Re: Im Best-Ager-Alter angekommen...
geschrieben von libelle
mit Interesse habe ich Eure Beiträge zum Thema Psychedelic Rock gelesen und hoffe sehr, dass noch mehr darüber kommt von Euch ))

Es war die Zeit des Timothy Leary, des LSDs, Carlos Castaneda mit Don Juan und Don Genaro, und Woodstock im August 1969

Die Zeit mit Janis Joplin, Jimmy Hendrix und Deep Purple, Tim Hardin und Led Zeppelin mit ihrem Stairway to Heaven.

Damals in Sydney wohnhaft, haben wir die ganze Scene (fast) hautnah miterlebt.

Es war sicher die aufregendste Zeit meines Lebens. Nie wieder war ich so involviert in das musikalische wie auch literarische Geschehen.

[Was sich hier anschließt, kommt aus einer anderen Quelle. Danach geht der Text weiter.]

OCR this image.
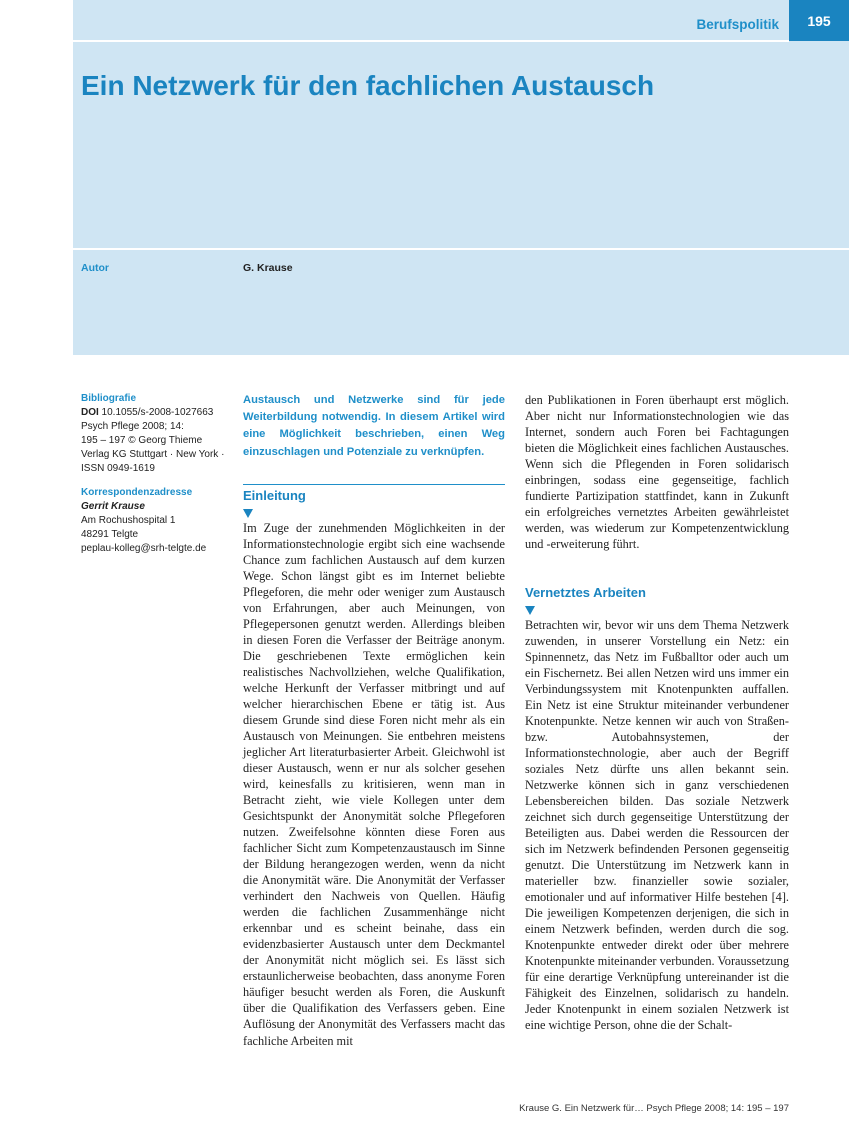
Berufspolitik	195
Ein Netzwerk für den fachlichen Austausch
Autor	G. Krause
Bibliografie
DOI 10.1055/s-2008-1027663
Psych Pflege 2008; 14:
195 – 197 © Georg Thieme
Verlag KG Stuttgart · New York ·
ISSN 0949-1619
Korrespondenzadresse
Gerrit Krause
Am Rochushospital 1
48291 Telgte
peplau-kolleg@srh-telgte.de

Austausch und Netzwerke sind für jede Weiterbildung notwendig. In diesem Artikel wird eine Möglichkeit beschrieben, einen Weg einzuschlagen und Potenziale zu verknüpfen.

Einleitung

Im Zuge der zunehmenden Möglichkeiten in der Informationstechnologie ergibt sich eine wachsende Chance zum fachlichen Austausch auf dem kurzen Wege. Schon längst gibt es im Internet beliebte Pflegeforen, die mehr oder weniger zum Austausch von Erfahrungen, aber auch Meinungen, von Pflegepersonen genutzt werden. Allerdings bleiben in diesen Foren die Verfasser der Beiträge anonym. Die geschriebenen Texte ermöglichen kein realistisches Nachvollziehen, welche Qualifikation, welche Herkunft der Verfasser mitbringt und auf welcher hierarchischen Ebene er tätig ist. Aus diesem Grunde sind diese Foren nicht mehr als ein Austausch von Meinungen. Sie entbehren meistens jeglicher Art literaturbasierter Arbeit. Gleichwohl ist dieser Austausch, wenn er nur als solcher gesehen wird, keinesfalls zu kritisieren, wenn man in Betracht zieht, wie viele Kollegen unter dem Gesichtspunkt der Anonymität solche Pflegeforen nutzen. Zweifelsohne könnten diese Foren aus fachlicher Sicht zum Kompetenzaustausch im Sinne der Bildung herangezogen werden, wenn da nicht die Anonymität wäre. Die Anonymität der Verfasser verhindert den Nachweis von Quellen. Häufig werden die fachlichen Zusammenhänge nicht erkennbar und es scheint beinahe, dass ein evidenzbasierter Austausch unter dem Deckmantel der Anonymität nicht möglich sei. Es lässt sich erstaunlicherweise beobachten, dass anonyme Foren häufiger besucht werden als Foren, die Auskunft über die Qualifikation des Verfassers geben. Eine Auflösung der Anonymität des Verfassers macht das fachliche Arbeiten mit

den Publikationen in Foren überhaupt erst möglich. Aber nicht nur Informationstechnologien wie das Internet, sondern auch Foren bei Fachtagungen bieten die Möglichkeit eines fachlichen Austausches. Wenn sich die Pflegenden in Foren solidarisch einbringen, sodass eine gegenseitige, fachlich fundierte Partizipation stattfindet, kann in Zukunft ein erfolgreiches vernetztes Arbeiten gewährleistet werden, was wiederum zur Kompetenzentwicklung und -erweiterung führt.

Vernetztes Arbeiten

Betrachten wir, bevor wir uns dem Thema Netzwerk zuwenden, in unserer Vorstellung ein Netz: ein Spinnennetz, das Netz im Fußballtor oder auch um ein Fischernetz. Bei allen Netzen wird uns immer ein Verbindungssystem mit Knotenpunkten auffallen. Ein Netz ist eine Struktur miteinander verbundener Knotenpunkte. Netze kennen wir auch von Straßen- bzw. Autobahnsystemen, der Informationstechnologie, aber auch der Begriff soziales Netz dürfte uns allen bekannt sein. Netzwerke können sich in ganz verschiedenen Lebensbereichen bilden. Das soziale Netzwerk zeichnet sich durch gegenseitige Unterstützung der Beteiligten aus. Dabei werden die Ressourcen der sich im Netzwerk befindenden Personen gegenseitig genutzt. Die Unterstützung im Netzwerk kann in materieller bzw. finanzieller sowie sozialer, emotionaler und auf informativer Hilfe bestehen [4]. Die jeweiligen Kompetenzen derjenigen, die sich in einem Netzwerk befinden, werden durch die sog. Knotenpunkte entweder direkt oder über mehrere Knotenpunkte miteinander verbunden. Voraussetzung für eine derartige Verknüpfung untereinander ist die Fähigkeit des Einzelnen, solidarisch zu handeln. Jeder Knotenpunkt in einem sozialen Netzwerk ist eine wichtige Person, ohne die der Schalt-

Krause G. Ein Netzwerk für… Psych Pflege 2008; 14: 195 – 197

Wir lasen Watership Down von Richard Adams und diskutierten zum ersten Mal über die Zerstörung der Umwelt, den inneren Zerfall der Systeme…das kommunistische System der damaligen Sowjetunion..., über den Antifeminismus, den wir in diesem Buch zu spüren glaubten;

und trösteten uns mit The Silmarillion, in dem es heißt, die Welt sei durch Musik erschaffen, und vor allem mit dem Instrumental Album von Bo Hansson Saga Om Ringen.


Viele meiner Lieblingssongs kamen von Jefferson Airplane White Rabbit

Dann war da noch der junge Andreas Vollenweider mit seiner Harfe…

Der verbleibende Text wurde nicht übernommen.